The suit argued that HHC’s actions had already negatively impacted blacks and Hispanics, and that further reductions would increase that impact. To support these demands, a statistics expert identified a “statistically significant” difference between the hospital services provided to minorities and others.
Testifying on behalf of New York City, a principal of Analysis & Inference found that the plaintiff’s expert had incorrectly applied a “binomial” statistical model, which presented the closing of hundreds of beds as substantial evidence of discrimination. But in fact, only two decisions – to close two hospitals – could be the basis of discrimination. Applying a proper statistical test, the A&I principal showed conclusively that the choice of hospitals could have been the result of random selection, and not a discriminatory process.
The court (J. Abraham Sofaer) stated in its opinion: “Dr.

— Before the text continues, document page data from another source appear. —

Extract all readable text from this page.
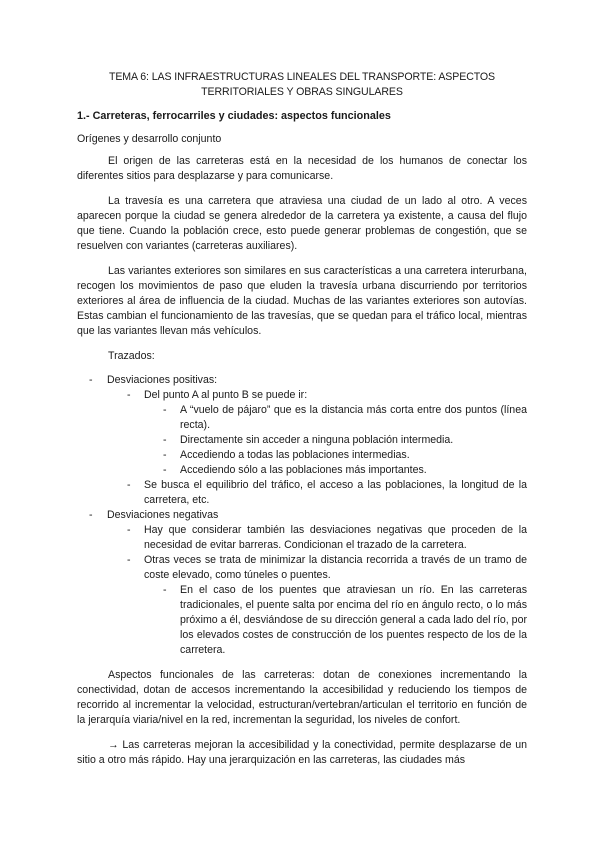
TEMA 6: LAS INFRAESTRUCTURAS LINEALES DEL TRANSPORTE: ASPECTOS TERRITORIALES Y OBRAS SINGULARES
1.- Carreteras, ferrocarriles y ciudades: aspectos funcionales
Orígenes y desarrollo conjunto

El origen de las carreteras está en la necesidad de los humanos de conectar los diferentes sitios para desplazarse y para comunicarse.

La travesía es una carretera que atraviesa una ciudad de un lado al otro. A veces aparecen porque la ciudad se genera alrededor de la carretera ya existente, a causa del flujo que tiene. Cuando la población crece, esto puede generar problemas de congestión, que se resuelven con variantes (carreteras auxiliares).

Las variantes exteriores son similares en sus características a una carretera interurbana, recogen los movimientos de paso que eluden la travesía urbana discurriendo por territorios exteriores al área de influencia de la ciudad. Muchas de las variantes exteriores son autovías. Estas cambian el funcionamiento de las travesías, que se quedan para el tráfico local, mientras que las variantes llevan más vehículos.

Trazados:
- Desviaciones positivas:
- Del punto A al punto B se puede ir:
- A “vuelo de pájaro” que es la distancia más corta entre dos puntos (línea recta).
- Directamente sin acceder a ninguna población intermedia.
- Accediendo a todas las poblaciones intermedias.
- Accediendo sólo a las poblaciones más importantes.
- Se busca el equilibrio del tráfico, el acceso a las poblaciones, la longitud de la carretera, etc.
- Desviaciones negativas
- Hay que considerar también las desviaciones negativas que proceden de la necesidad de evitar barreras. Condicionan el trazado de la carretera.
- Otras veces se trata de minimizar la distancia recorrida a través de un tramo de coste elevado, como túneles o puentes.
- En el caso de los puentes que atraviesan un río. En las carreteras tradicionales, el puente salta por encima del río en ángulo recto, o lo más próximo a él, desviándose de su dirección general a cada lado del río, por los elevados costes de construcción de los puentes respecto de los de la carretera.

Aspectos funcionales de las carreteras: dotan de conexiones incrementando la conectividad, dotan de accesos incrementando la accesibilidad y reduciendo los tiempos de recorrido al incrementar la velocidad, estructuran/vertebran/articulan el territorio en función de la jerarquía viaria/nivel en la red, incrementan la seguridad, los niveles de confort.

→ Las carreteras mejoran la accesibilidad y la conectividad, permite desplazarse de un sitio a otro más rápido. Hay una jerarquización en las carreteras, las ciudades más
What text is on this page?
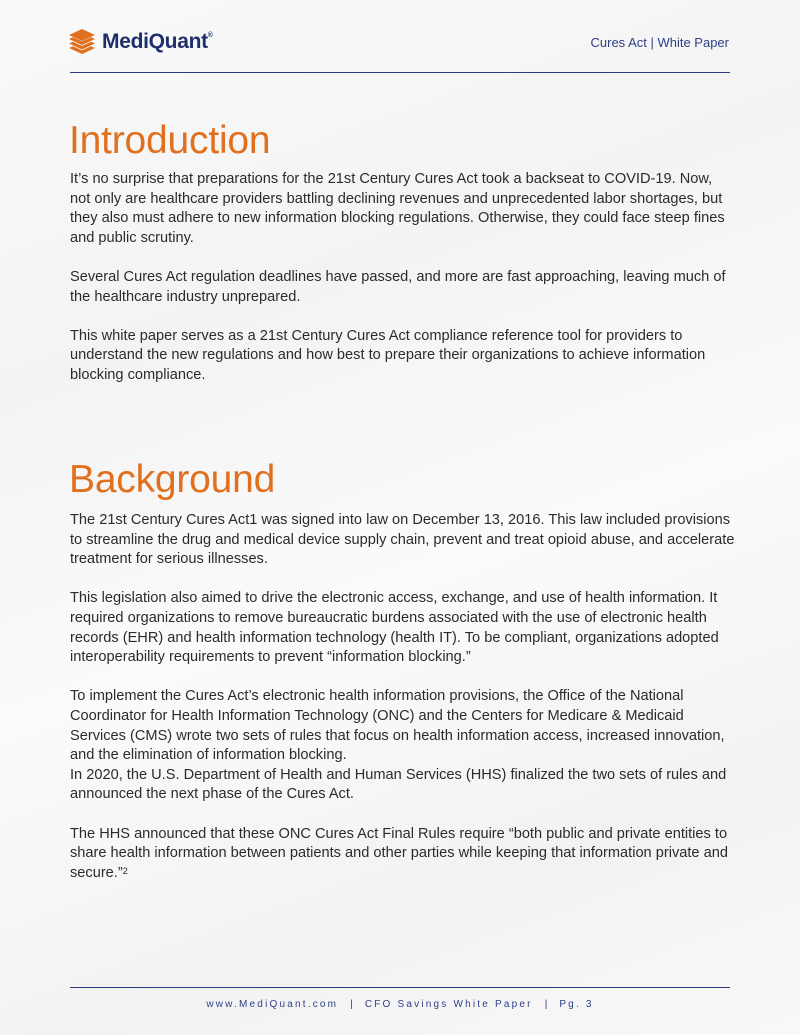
MediQuant®	Cures Act | White Paper
Introduction

It’s no surprise that preparations for the 21st Century Cures Act took a backseat to COVID-19. Now, not only are healthcare providers battling declining revenues and unprecedented labor shortages, but they also must adhere to new information blocking regulations. Otherwise, they could face steep fines and public scrutiny.

Several Cures Act regulation deadlines have passed, and more are fast approaching, leaving much of the healthcare industry unprepared.

This white paper serves as a 21st Century Cures Act compliance reference tool for providers to understand the new regulations and how best to prepare their organizations to achieve information blocking compliance.

Background

The 21st Century Cures Act1 was signed into law on December 13, 2016. This law included provisions to streamline the drug and medical device supply chain, prevent and treat opioid abuse, and accelerate treatment for serious illnesses.

This legislation also aimed to drive the electronic access, exchange, and use of health information. It required organizations to remove bureaucratic burdens associated with the use of electronic health records (EHR) and health information technology (health IT). To be compliant, organizations adopted interoperability requirements to prevent “information blocking.”

To implement the Cures Act’s electronic health information provisions, the Office of the National Coordinator for Health Information Technology (ONC) and the Centers for Medicare & Medicaid Services (CMS) wrote two sets of rules that focus on health information access, increased innovation, and the elimination of information blocking.

In 2020, the U.S. Department of Health and Human Services (HHS) finalized the two sets of rules and announced the next phase of the Cures Act.

The HHS announced that these ONC Cures Act Final Rules require “both public and private entities to share health information between patients and other parties while keeping that information private and secure.”$^2$

www.MediQuant.com | CFO Savings White Paper | Pg. 3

Fairley made clear how little utility the plaintiff’s data possess... To utilize the data presented by plaintiffs on the issue of discriminatory purpose, Dr. Fairley explained, one would have to assume that the decision maker whose motivations were under scrutiny made individual, independent decisions to reduce beds in the system or in any hospital studied…”
Judge Sofaer added: “No effort was made to controvert Dr. Fairley’s convincing analyses, all of which showed that the proposals in the Mayor’s Plan could reasonably have been reached by random selection, thereby tending to negate the hypothesis of discriminatory intent.”